Turkey's Interior Ministry detained 402 social media users in the past 42 days, on the grounds that they made "provocative comments about COVID-19." The ministry inspected some 6,362 social media accounts, and deemed 855 users "suspicious."
A member of the Turkish Medical Association (TTB) warned that misinformation about the use of surgical masks could create increased risk of spreading COVID-19. Prof. Dr. Özlem Kurt Azap noted that surgical masks should not be used more than once, can not be disinfected and should be disposed of properly.
Prof. Ateş Kara from the Health Ministry's Science Commission has warned against the re-acceleration of the coronavirus spread if it's not fully brought under control. Commenting on whether a normalization process is near, Kara said, "Think about this outbreak as a major fire. If you don't take the fire completely under control and extinguish it, it can grow even larger with the slightest wind. That's why we shouldn't relax."
Turkey’s Interior Ministry fined more than 35,000 persons for the four-day curfew that aimed to slow the spread of coronavirus. The ministry however said that over 63 million people had adhered to the rules, although they didn’t specify how this number was obtained.
Turkey has ranked 64th out of 77 countries in access to a computer for schoolwork in a report released by the Organization for Economic Cooperation and Development (OECD). Turkey came in 70th in terms of internet access for students, falling closer to the end of the report's list with countries such as Indonesia, the Philippines and the Dominican Republic, whereas Denmark, Finland and Estonia ranked among the top.
Nergis Demirkaya reports: According to Tevfiz Özlü from the Health Ministry's Science Committee, there is reason to be optimistic in Turkey for soon reaching a threshold when we could see a decline in number of the coronavirus cases. A scientific committee from the main opposition CHP came up with similar evaluations noting that the plateau of cases and deaths could start on April 27.
Turkish experts claim rampage ahead of 48-hour curfew increased COVID-19 spread rate, Health Minister denies
Turkey's Health Minister Fahrettin Koca denied that the rampage that preceded the 48-hour curfew on April 10 caused an increase in the spread rate of COVID-19. On the other hand, experts have pointed at the spike in the spread rate that measures more than half a percentage point and follows the crowded chaos of April 10 by exactly 10 days, as experts had predicted.

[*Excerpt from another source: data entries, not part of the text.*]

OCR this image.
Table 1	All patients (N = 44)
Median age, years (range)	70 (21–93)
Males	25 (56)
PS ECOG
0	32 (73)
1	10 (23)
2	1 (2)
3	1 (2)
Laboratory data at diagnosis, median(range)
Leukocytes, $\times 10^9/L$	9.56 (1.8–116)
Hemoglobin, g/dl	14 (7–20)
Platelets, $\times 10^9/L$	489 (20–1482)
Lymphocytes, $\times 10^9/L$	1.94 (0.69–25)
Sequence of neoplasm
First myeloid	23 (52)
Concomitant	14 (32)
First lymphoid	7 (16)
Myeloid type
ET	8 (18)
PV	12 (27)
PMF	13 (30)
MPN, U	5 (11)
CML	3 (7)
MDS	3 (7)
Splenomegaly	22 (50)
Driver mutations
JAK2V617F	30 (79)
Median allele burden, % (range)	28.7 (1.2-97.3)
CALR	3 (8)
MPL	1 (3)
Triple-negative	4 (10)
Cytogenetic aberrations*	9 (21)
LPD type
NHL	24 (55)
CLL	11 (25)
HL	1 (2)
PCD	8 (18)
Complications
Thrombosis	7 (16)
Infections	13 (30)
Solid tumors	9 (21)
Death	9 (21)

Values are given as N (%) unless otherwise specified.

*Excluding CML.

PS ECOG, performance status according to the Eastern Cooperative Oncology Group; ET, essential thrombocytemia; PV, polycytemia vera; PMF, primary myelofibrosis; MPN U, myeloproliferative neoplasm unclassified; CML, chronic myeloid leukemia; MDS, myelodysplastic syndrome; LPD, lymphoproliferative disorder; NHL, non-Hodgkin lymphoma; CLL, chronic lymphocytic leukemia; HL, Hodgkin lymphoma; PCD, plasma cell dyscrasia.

A recent poll revealed that Turkey's ruling Justice and Development Party (AKP) and the Nationalist Movement Party (MHP) are no longer able to rally up enough votes to form a government. While the AKP received 35.8 percent of votes, the MHP was revealed to have 12.2 percent backing. Individually, the AKP has lost 7 percent of its votes since June 2019.
Istanbul's Princes' Islands will be closed off to entrances and exits as of April 26, until the end of May. Residents of the islands, public servants and essential workers will be exempt from the ban if they provide proof of their residence or duties.
Turkey has room for further fiscal stimulus to combat the economic impact of the coronavirus outbreak as its response so far has been “pretty moderate” compared with other countries in similar positions, a Fitch Ratings executive said on April 23. The steps announced by the Turkish government so far are equivalent to around 2% of GDP, he added.
Turkish engineers' union representatives have warned against a potential food crisis triggered by the halt in imports caused by the COVID-19 pandemic. While Turkey produces most of its rice, corn and cotton, about one third is imported, a representative said, adding that a pause in imports could cause short supplies in the near future.
Turkey’s death toll from the coronavirus rose by 115 to total 2,491 and new confirmed cases rose by 3,116 to bring the country’s total to 101,790, Health Minister Fahrettin Koca said on April 23.
Presidential spokesperson says it’s not possible to state when coronavirus measures will be lifted in Turkey
President Erdoğan's spokesperson İbrahim Kalın has said that it's not possible to state when the measures imposed against the coronavirus (COVID-19) pandemic will be lifted. Kalın's statements are in contrast with the remarks of Health Minister Fahrettin Koca and ruling Justice and Development Party (AKP) spokesperson Ömer Çelik, who said that gradual normalization may begin after Eid al-Fitr, which ends on May 26.
A World Health Organization (WHO) representative said that they were "cautiously optimistic" about the COVID-19 outbreak in Turkey as the number of new daily cases stabilize. Although the country still observes an increase in the number of patients daily, early precautions have allowed numbers to stabilize.
A group of Turkish health workers joined in on the "corona foot-shake challenge," created by an American doctor and a favorite among health workers worldwide. Accompanied by a song named "Oh Na Na Na," the dance routine involves an intricate series of foot steps that mimic handshakes.